TALES FROM THE CAVE FAMILY: MORE THAN TV IN THE DEN
My family loved TV. I can easily go through a list of favorites. While we all enjoyed some shows, my dad and my sister were the real fans of the medium. Mom and I were happy reading books, magazines and the paper. We also loved any excuse to go – wherever it was and for whatever reason. For us, TV was more of a team sport. We watched it to be a part of the family.
Last week I told you about the game of musical chairs we played in the den on Wednesday evenings, as the type of programming went from the news, to country music to the paranormal, but Sunday was our big TV night. Though I can’t recall their order, I can tell you the three shows we watched religiously: Wild Kingdom, The Wonderful World of Disney and The Ed Sullivan Show.
Many households turned to Bonanza on Sunday nights, but I can’t say that I’ve ever seen an episode of it. Westerns weren’t really a genre of choice. We’d watch Have Gun Will Travel sometimes and I watched the Rifleman in rerun, but we leaned more to variety shows, documentaries and sports, when Dad was in control. If he abandoned his post, we’d watch Bewitched, Star Trek, Dark Shadows and lots of movies. Dad’s qualifying question for TV shows was, “Is this real?”
While TV was popular with us, we also loved playing games. For many years, we played an old board game called, “Go to the Head of the Class.” You moved along in the game by answering questions and the questions were divided into various age groups. That meant my little sister had just as good a chance of winning as my dad did. However, we loved playing it so much, that eventually we’d all memorized the answers to all the questions at every level.
Our favorite card game was Spades. I’d learned it on a mission trip and taught it to everyone else. Dad and my sister would be partners, so that left Mom and I to plot against them. It really wasn’t a fair match up. Once everyone had bid and played once around the table, my dad could pretty much tell you what everyone had.

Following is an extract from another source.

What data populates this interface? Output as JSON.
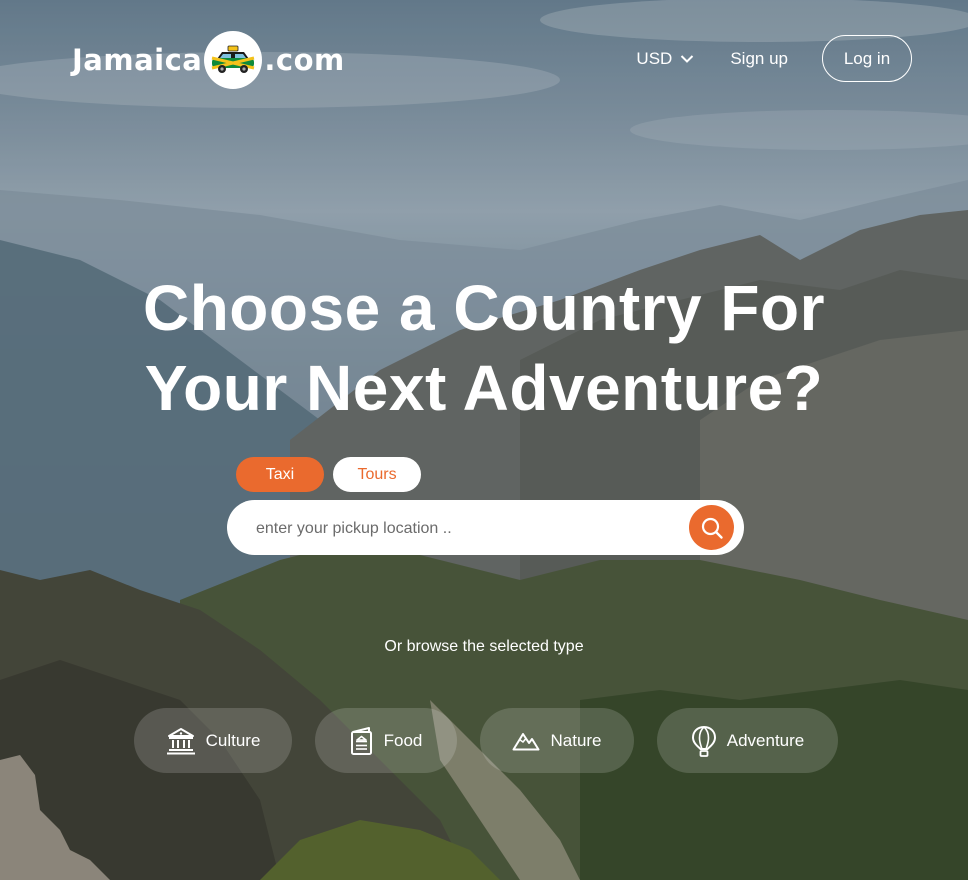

That was until I learned about going nillo. A nillo bid meant your team wasn’t supposed to get any tricks and if you managed to pull it off, you got some huge number of points. You could also go blind nillo, which meant you bid nillo before you looked at your cards.
Mom and I got pretty good at playing nillo, primarily because my dad couldn’t wrap his mind around it. It infuriated him that he’d be on the cusp of winning, hundreds of points ahead, and I’d call blind nillo. Over and over again he raged how ridiculous the concept was, but if I hadn’t ended up with both the Ace and King of Spades, then I could usually manage to pull it off. Then we’d win, even though dad had been trouncing us all night long.
What Color Pie Do I Need?
Then Trivial Pursuit was invented and we all loved it. Everyone was on a level playing field, because even my younger sister had her own category where she could wipe the floor with us. It was pretty cut throat and we played it often, but it didn’t matter how often we played it, my dad would always ask, “Now how do you play this game?” To this day, I don’t know whether he just had a hard time understanding it or he was just asking to set us all off. He was capable of that kind of humor.

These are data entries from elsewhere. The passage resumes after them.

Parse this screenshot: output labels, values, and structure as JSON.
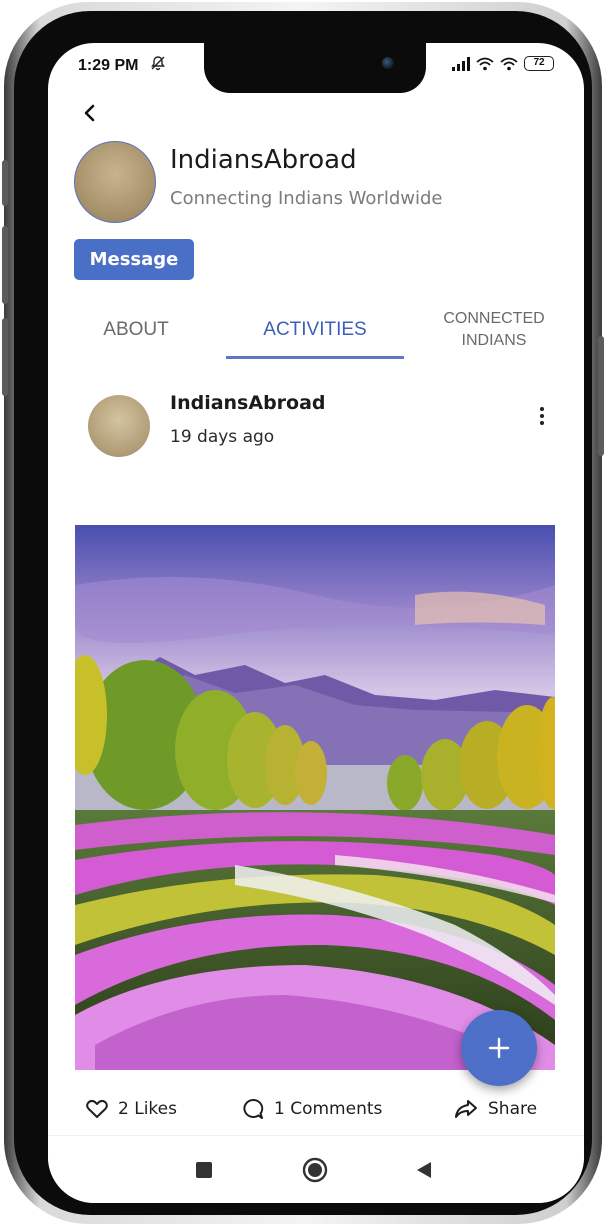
{
  "status_bar": {
    "time": "1:29 PM",
    "battery": "72"
  },
  "profile": {
    "name": "IndiansAbroad",
    "tagline": "Connecting Indians Worldwide",
    "message_label": "Message"
  },
  "tabs": [
    {
      "label": "ABOUT",
      "active": false
    },
    {
      "label": "ACTIVITIES",
      "active": true
    },
    {
      "label": "CONNECTED INDIANS",
      "active": false
    }
  ],
  "post": {
    "author": "IndiansAbroad",
    "time_ago": "19 days ago",
    "likes_label": "2 Likes",
    "comments_label": "1 Comments",
    "share_label": "Share"
  },
  "fab": {
    "symbol": "+"
  },
  "colors": {
    "accent": "#4a6fc6",
    "tab_active": "#3d5fb8",
    "tab_inactive": "#6a6a6a"
  },
  "icons": {
    "back": "chevron-left-icon",
    "more": "more-vertical-icon",
    "like": "heart-icon",
    "comment": "comment-icon",
    "share": "share-icon",
    "nav_recents": "square-icon",
    "nav_home": "circle-icon",
    "nav_back": "triangle-back-icon"
  }
}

We’d go through the board and the pies and what you had to do to win, but then there was another kind question he drove us crazy with. He could never remember which colors went with which question and to make it worse, he always confused the colors. To him brown looked like orange and green like blue.
He couldn’t see why in the world he had to answer questions for all the categories. He seemed to think he should be able to fill his pie with blue and yellow (Geography and History), then win the game. “Dad, you’ve already gotten that pie,” was a frequent refrain.

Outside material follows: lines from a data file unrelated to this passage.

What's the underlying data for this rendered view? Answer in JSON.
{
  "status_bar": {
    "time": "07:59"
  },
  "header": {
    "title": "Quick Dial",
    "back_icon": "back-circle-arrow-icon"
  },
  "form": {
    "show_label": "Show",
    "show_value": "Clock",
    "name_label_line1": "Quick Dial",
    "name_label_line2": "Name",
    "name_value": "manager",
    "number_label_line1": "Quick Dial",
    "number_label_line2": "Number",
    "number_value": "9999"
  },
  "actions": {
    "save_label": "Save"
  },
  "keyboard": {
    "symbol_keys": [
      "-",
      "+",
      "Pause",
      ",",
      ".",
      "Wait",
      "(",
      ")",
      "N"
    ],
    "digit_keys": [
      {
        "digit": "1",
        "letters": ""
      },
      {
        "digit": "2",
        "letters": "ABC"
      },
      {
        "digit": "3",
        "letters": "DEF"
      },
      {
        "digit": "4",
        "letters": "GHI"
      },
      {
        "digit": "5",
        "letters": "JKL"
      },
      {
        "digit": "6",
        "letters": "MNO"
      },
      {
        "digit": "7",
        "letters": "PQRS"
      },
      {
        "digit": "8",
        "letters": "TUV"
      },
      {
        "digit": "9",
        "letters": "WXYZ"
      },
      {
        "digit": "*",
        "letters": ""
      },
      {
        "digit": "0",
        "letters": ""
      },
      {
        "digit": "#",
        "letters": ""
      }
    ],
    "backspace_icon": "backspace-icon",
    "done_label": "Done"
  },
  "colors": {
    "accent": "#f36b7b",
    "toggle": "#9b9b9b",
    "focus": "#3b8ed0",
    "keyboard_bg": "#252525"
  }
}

He’d get downright mad when a green question wasn’t related to sports or was instead related to some sport he had no familiarity with – like curling. “Dad, it’s sports AND leisure,” we’d remind him.
Pink was his Waterloo. He’d accuse us of stacking the deck against him with questions we knew he wouldn’t have an answer for. “I’ve never watched that show,” he’d say – as if that mattered. Then he’d accuse us of giving each other easier pink questions than we gave him. “Susan got a question about TV, Jane got a question about the Beatles and your mom answers a question about a musical she’s seen 20 times and you ask me something about some drinking song from the French Revolution? How can that be fair?” It got to the point that we allowed him to pick his own card for his pink questions, or the game would come to a standstill.
In spite of Dad’s antics, we dearly loved the nights when we’d put a card table in the middle of the den and gather around it to play games. My sister and I would give anything to return to those days and play one more round of Trivial Pursuit. We hope with all our hearts that whoever buys this home will make wonderful memories there, just like our family did.